I have been trying to figure out what is wrong with me. Why have I been letting my emotions have such control over me? I’m usually very strong and very logical. I’ve also become very adept at turning my emotions off when I need to focus on what needs done and not make rash decisions. A skill I had to learn to protect myself from the overwhelming hurt I went through.
It hit me during this song as I listened with tears rolling down my cheeks, my job is almost done. I know, being a mom is a forever job, but any mom that has reached this point knows what I’m saying. My job will be forever changed in just a few months. Rather than holding on, I’ll have to let go. After two boys and twenty-three years, it will be my job to stand beside rather than in front. I can’t protect him forever; all I can do is hope that everything I have tried to teach him has taken root and he will make wise choices most of the time and learn from the other times.
But this alone is not my issue. I have been preparing myself for this time all school year. So far I have managed to stay tough and enjoy all his “lasts” rather than let sadness take over, but the last few weeks have been so hard for me. I have cried over so many little things and have felt overwhelmed by all my feelings- grief, sorrow, love, loss, and fear. It’s that one, fear, that has me unable to control my tears. This phase in my life is coming to an end, and I still have no idea what the next phase looks like. I don’t know where I’m going to go or what I’m going to do. I am ending a twenty-three-year career with no plan in place. I don’t end anything without a plan in place. I tend to think things through logically and make a plan for the direction I want to go, and for once, I don’t have one.
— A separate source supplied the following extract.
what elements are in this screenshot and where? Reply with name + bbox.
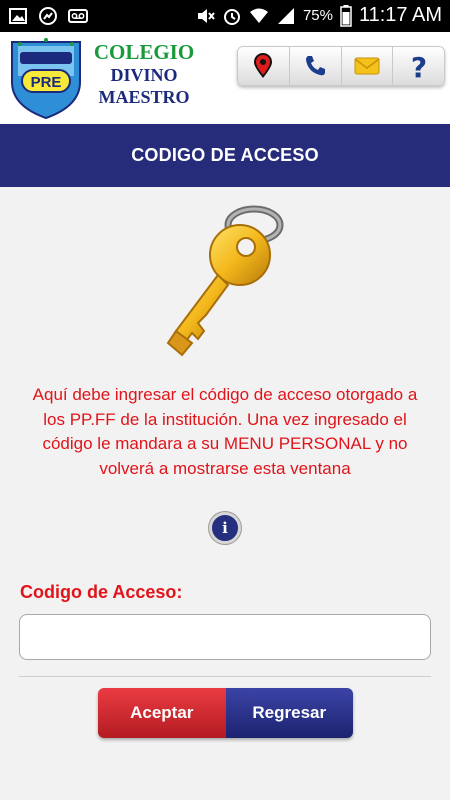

I don’t even know how to make one because I don’t know what I want.
My need to make sure that my life makes sense and that I follow the plan I have made, has so far kept me safe from the immense pain I once felt. It has also kept me from experiencing the relief that can come with letting go of that need to constantly protect myself from hurt.
I do feel like focusing on sensible and rational decisions was a necessary step in my healing and growth. I was starting my life over as a single mom, I needed a plan and I needed to follow it to feel safe. I desperately needed security at that time because my life had been on a roller coaster for so long. My emotions took a backseat long ago so I could be in a place mentally where I felt secure.
But now, those emotions are fighting their way back and what better time than the emotionally charged period of my youngest’s senior year! It’s no wonder I am exhausted and overwhelmed, there is a literal battle going on between the logical side that has been front and center for most of my adult life and my emotional side which wants to experience joy and love and all things that have been held at bay. It wasn’t that I wanted to hold the positive feelings back, that’s just what happens when in protection mode.
I haven’t allowed myself to feel the full gambit of my emotions in years, mainly because I am too scared to let go. I am too afraid to fully commit to all I feel because that almost broke me before. But that stage of my life is over; I am no longer living in distress or fear. Life is good and it’s time to allow myself to do not just what makes sense, but will also bring me joy.
So, as I just keep peeling back the layers of who I am, faults and virtues, I need to allow my feelings to share in the responsibility of my decision making. I still need the security of logic to look at all sides, but I also need to start considering how a decision makes me feel. After all, it’s the joy in moments that we remember, not the rationality of the moment. Just because something is the most logical decision doesn’t necessarily make it the right decision. I may miss out on something beautiful that brings me joy if I focus on only the logic of it, and joy is rare these days.